基準点の高さを後から調整できる点も、従来のレーザーレベラーにない利点だという。
「データを取っておけるのもいいですよね。レベラーの上げ下げはもちろん、最初の基準点の調整も簡単です。 たとえば変な基準点をとっちゃうと、マップの色がおかしくなっちゃうんですけど、基準点の高さを後から調整できるのがすごくラクですね。レーザーだと、大きく調整する場合は改めて基準点をとらなきゃいけない。そこはすごく良かったです」
さらに、AT2 MAXは少しユニークな使い方もされている。
「ちょっと面白い使いかたをしていて、AT2 MAXをバックモニター代わりにしているんです。 レベラー作業って、後ろを向いて土を運んでいる量を見ていないと、持ちすぎて取られちゃうことがあるんで。後ろ向いているのって、結構疲れるんですよ。 そこで、自動操舵中はMAXをバックモニターにして使っています。首が結構疲れるんですよね。後ろ向くのが好きな人ならいいかもですけど(笑)」
自動操舵とカメラモニターを組み合わせることで、作業姿勢の負担軽減にもつなげている。
乾田直播・畑地水稲・有機の可能性
「なんの作業でも、感覚を揃えてくれる」のが自動操舵 加藤さんの経営では、水稲約8haで乾田直播を行っているほか、畑地水稲(陸稲栽培・完全に水を入れない水稲栽培)にも取り組んでいる。
「もしかしたら、節水栽培(節水型乾田直播)で、カルチを使えば有機でいけるんじゃないかなと思っていて。初期除草で。ハイクリに付けて進めば、可能性はあるんじゃないかと感じています」
大豆・小麦・水稲の乾田直播に加え、畑地水稲や有機の可能性を見据えたカルチ除草など、「水をどこまで減らしつつ、雑草と付き合うか」という試行錯誤のなかでも、自動操舵は軸になっている。
「疲労軽減が一番なのと、なんの播種作業でも“感覚が一緒”じゃないですか。その後の作業で、何をするにもラク。 収穫作業をするのもラクになってくるんですよね。防除も収穫も、同じラインを走れるんですよ」
播種から除草、防除、収穫まで、同じラインを何度もトレースできることが、自動操舵の大きな価値だと加藤さんは話す。

アグリノートを軸にしたICTの中で
「自動操舵は、現場の負担を一気に下げてくれる存在」 米八では、アグリノートを中心に、ICTコンバイン・ドローン・水田センサー・衛星画像などのデータを一元管理し、「見える化」と「振り返り」を重ねながら経営と栽培をアップデートしている。 そのなかで自動操舵は、データそのものを生み出す基盤であると同時に、「現場に立つ人の負担を一気に下げてくれる」存在でもある。
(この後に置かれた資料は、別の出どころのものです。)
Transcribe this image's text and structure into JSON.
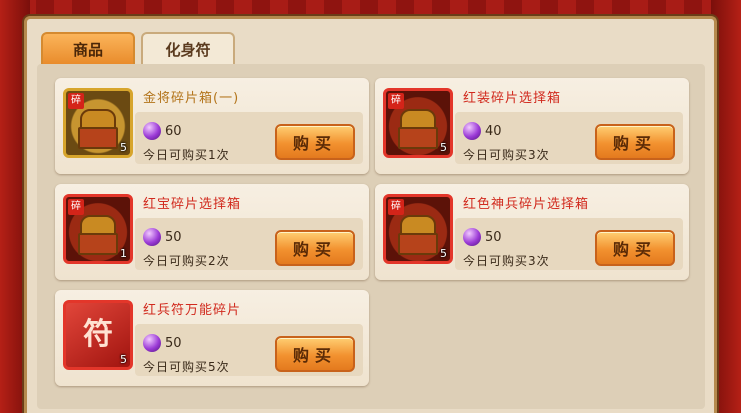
{
  "tabs": [
    {
      "label": "商品",
      "active": true
    },
    {
      "label": "化身符",
      "active": false
    }
  ],
  "currency_icon": "purple-gem-icon",
  "colors": {
    "item_name_red": "#d12a1e",
    "item_name_gold": "#b3741a",
    "buy_button": "#f2912f"
  },
  "items": [
    {
      "name": "金将碎片箱(一)",
      "name_color": "gold",
      "price": "60",
      "limit": "今日可购买1次",
      "count": "5",
      "tag": "碎",
      "icon": "gold-chest-icon",
      "buy_label": "购买"
    },
    {
      "name": "红装碎片选择箱",
      "name_color": "red",
      "price": "40",
      "limit": "今日可购买3次",
      "count": "5",
      "tag": "碎",
      "icon": "red-equipment-chest-icon",
      "buy_label": "购买"
    },
    {
      "name": "红宝碎片选择箱",
      "name_color": "red",
      "price": "50",
      "limit": "今日可购买2次",
      "count": "1",
      "tag": "碎",
      "icon": "red-gem-chest-icon",
      "buy_label": "购买"
    },
    {
      "name": "红色神兵碎片选择箱",
      "name_color": "red",
      "price": "50",
      "limit": "今日可购买3次",
      "count": "5",
      "tag": "碎",
      "icon": "red-weapon-chest-icon",
      "buy_label": "购买"
    },
    {
      "name": "红兵符万能碎片",
      "name_color": "red",
      "price": "50",
      "limit": "今日可购买5次",
      "count": "5",
      "tag": "",
      "icon": "fu-talisman-icon",
      "icon_text": "符",
      "buy_label": "购买"
    }
  ]
}
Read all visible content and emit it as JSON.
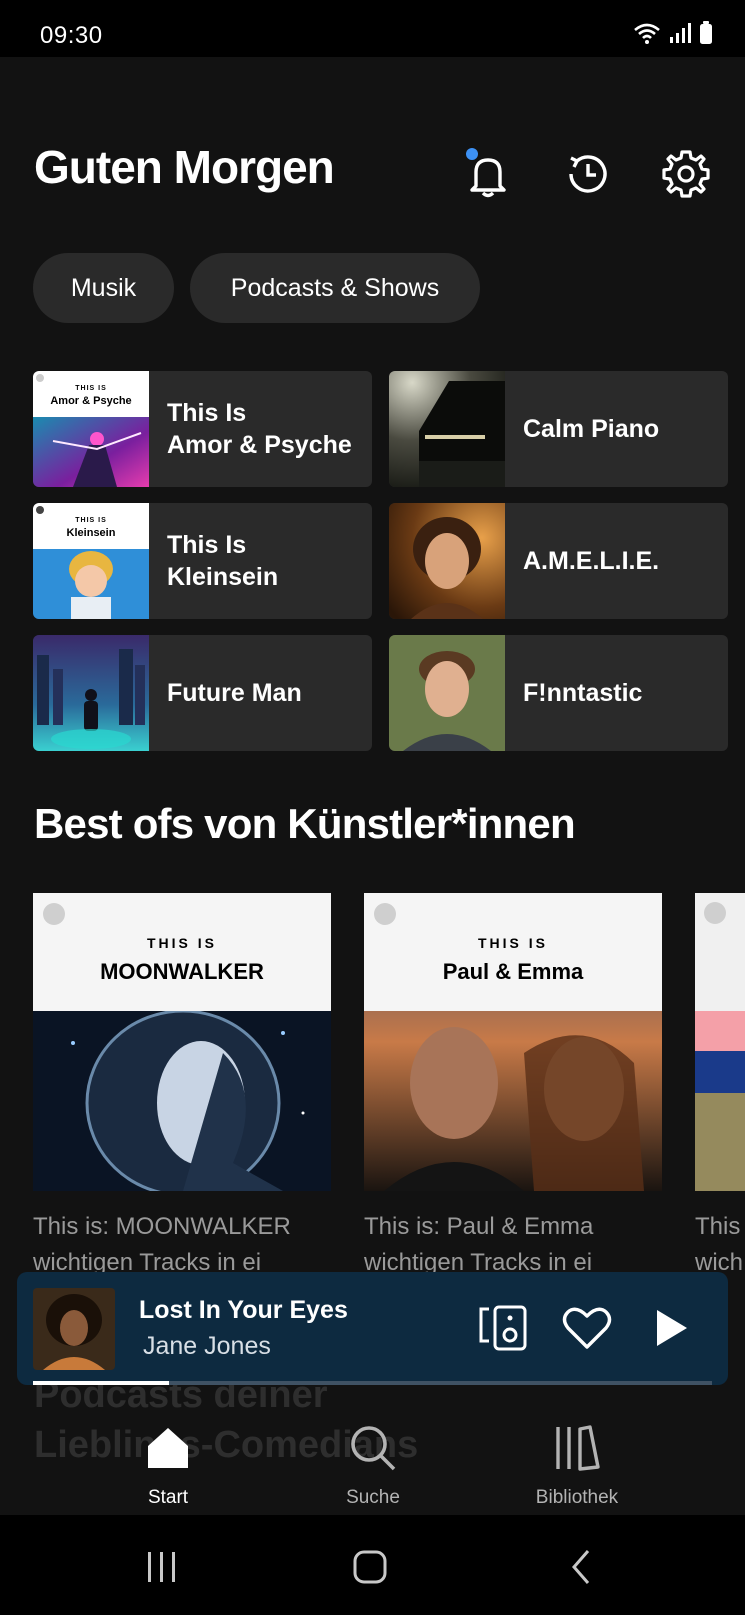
{
  "status_bar": {
    "time": "09:30",
    "icons": [
      "wifi-icon",
      "signal-icon",
      "battery-icon"
    ]
  },
  "header": {
    "title": "Guten Morgen",
    "icons": [
      "bell-icon",
      "history-icon",
      "gear-icon"
    ],
    "notification_dot_color": "#3d91f4"
  },
  "filters": [
    {
      "label": "Musik"
    },
    {
      "label": "Podcasts & Shows"
    }
  ],
  "shortcuts": [
    {
      "label": "This Is\nAmor & Psyche",
      "art_kicker": "THIS IS",
      "art_name": "Amor & Psyche"
    },
    {
      "label": "Calm Piano"
    },
    {
      "label": "This Is\nKleinsein",
      "art_kicker": "THIS IS",
      "art_name": "Kleinsein"
    },
    {
      "label": "A.M.E.L.I.E."
    },
    {
      "label": "Future Man"
    },
    {
      "label": "F!nntastic"
    }
  ],
  "section": {
    "title": "Best ofs von Künstler*innen",
    "cards": [
      {
        "kicker": "THIS IS",
        "name": "MOONWALKER",
        "desc_line1": "This is: MOONWALKER",
        "desc_line2": "wichtigen Tracks in ei"
      },
      {
        "kicker": "THIS IS",
        "name": "Paul & Emma",
        "desc_line1": "This is: Paul & Emma",
        "desc_line2": "wichtigen Tracks in ei"
      },
      {
        "desc_line1": "This",
        "desc_line2": "wich"
      }
    ]
  },
  "next_section": {
    "title": "Podcasts deiner\nLieblings-Comedians"
  },
  "now_playing": {
    "title": "Lost In Your Eyes",
    "artist": "Jane Jones",
    "progress": 0.2,
    "background_color": "#0d2a40",
    "icons": [
      "device-speaker-icon",
      "heart-icon",
      "play-icon"
    ]
  },
  "bottom_nav": [
    {
      "label": "Start",
      "icon": "home-icon",
      "active": true
    },
    {
      "label": "Suche",
      "icon": "search-icon",
      "active": false
    },
    {
      "label": "Bibliothek",
      "icon": "library-icon",
      "active": false
    }
  ],
  "system_nav": [
    "recent-apps-icon",
    "home-button-icon",
    "back-icon"
  ]
}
「スマート農業の機械って、どうしても通常より高くなりがちで、価格の面での課題もまだあるんですけど、自動操舵はその中でも、一番“毎日効いてくる”技術だと思っています」
耕うん・代かき・畦塗り・播種・乾田直播・中耕培土・除草・圃場均平――。 トラクターで行うほとんどすべての作業に自動操舵を組み込みながら、米八はこれからも「おいしく、楽しく、そして効率よく」農業を続けていく。

まとめ
米八様の事例は、自動操舵システムが現代のICT農業における中核技術として定着しつつあることを示しています。 FJD自動操舵システムおよびAL02を複数の作業工程に導入することで、播種・耕起・防除・均平作業まで一貫した作業フローを構築。さらに、農業経営支援システム「アグリノート」と連携することで、圃場での作業と営農管理データをシームレスにつなぎ、作業品質の均一化と経営効率の向上を実現しています。
また、を軸とした作業の標準化が進むことで、生産性の向上だけでなく、作業負担の軽減やオペレーターごとの作業品質のばらつき抑制にもつながっています。コメハチは、精密農業技術が実際の営農現場においてどのような価値を生み出すのかを示す好例と言えるでしょう。ICTを活用したスマート農業への取り組みを検討している農業経営体にとって、FJD自動操舵および AL02 より接続され効率的な圃場作業への実用的な道筋を提供します。